The point is that we started with a very human problem and hunted for the technology that would help solve it – namely AI. We didn’t devise a technology and then find a reason why the world needed it. This is an important distinction when considering that healthcare is a complex and regulated industry with its own set of rules, specific workflows and complicated landscape of stakeholders. Patients, doctors, regulators and insurers all influence whether a technology is adopted. They also all have differing needs.
A technology may deliver great time saving gains for healthcare staff, but is it at the cost of patient welfare? An AI, data-based solution clearly comes with a raft of potential privacy and security issues, not to mention DNA-based services such as 23andMe. At what point does potential impact trump privacy? These are questions that are becoming ever more pertinent.
Of course, these questions firstly assume that a given technology actually provides demonstrable impact. Unfortunately some of the public examples of expensive failure show that evidencing impact isn’t always the primary concern. It’s obvious to say, but treating healthtech as a playground is inappropriate – lives are at stake! ‘Failing fast’ and other startup jargon doesn’t work in a patient care setting. This is an industry setting sights on long-term impact not flash-in-the-pan hype.
When you consider the fact that 40% of ‘AI startups’ don’t actually use AI it’s clear that the scientific community must have a larger scrutinising stake in healthtech’s claims – and investors must engage in evidence-based strategies. In August, CNBC reported the launch of MDisrupt, “the world’s first medical diligence company for the healthtech industry… to help investors with the vetting of health-technology companies by determining if there’s evidence to backup the founders’ scientific claims.” It’s clear there is a need for an evidence-based investing that seems to be lacking.
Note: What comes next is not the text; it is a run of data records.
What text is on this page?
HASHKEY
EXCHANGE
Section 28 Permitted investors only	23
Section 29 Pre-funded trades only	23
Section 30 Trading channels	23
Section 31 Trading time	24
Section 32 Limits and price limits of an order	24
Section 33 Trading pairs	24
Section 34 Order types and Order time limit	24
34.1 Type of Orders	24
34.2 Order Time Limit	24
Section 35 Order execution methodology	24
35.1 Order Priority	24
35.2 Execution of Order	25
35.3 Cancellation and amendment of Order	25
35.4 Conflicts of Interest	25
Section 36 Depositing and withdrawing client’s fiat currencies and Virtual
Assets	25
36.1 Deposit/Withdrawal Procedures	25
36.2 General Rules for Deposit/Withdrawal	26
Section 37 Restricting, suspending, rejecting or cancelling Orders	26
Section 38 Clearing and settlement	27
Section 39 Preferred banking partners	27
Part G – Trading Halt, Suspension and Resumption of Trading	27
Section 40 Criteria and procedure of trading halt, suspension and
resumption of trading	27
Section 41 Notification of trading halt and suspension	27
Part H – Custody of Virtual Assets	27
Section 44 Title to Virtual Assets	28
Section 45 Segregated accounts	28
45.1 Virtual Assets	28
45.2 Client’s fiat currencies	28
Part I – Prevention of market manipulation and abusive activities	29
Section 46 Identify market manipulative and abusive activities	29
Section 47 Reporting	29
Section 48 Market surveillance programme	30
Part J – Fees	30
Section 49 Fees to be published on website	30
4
If they don’t already, healthcare startups now need to have one eye totally focused on demonstrating impact through empirical evidence and transparent research. At Nori we’ve publicised our smaller-scale successes but are equally concerned that we have a way to go to prove our worth. We want to be scrutinised, challenged and questioned – and crucially we are in it for the long term. For that reason we’re keen to engage stakeholders in the UK to become partners to improve patient outcomes together.
While the rapid innovation we’re experiencing in healthcare is incredible and will likely deliver longer, happier and healthier lives, we need to be increasingly wary of hype. Unlike the snake oil salesmen of old I have no doubt that the vast majority of health startups hold the best of intentions. Intention must now be matched by evidence. This takes time, transparency and collaboration. Investors must understand that this is the first place their money should be directed and that they too will be in it for the long term return, not short term gains.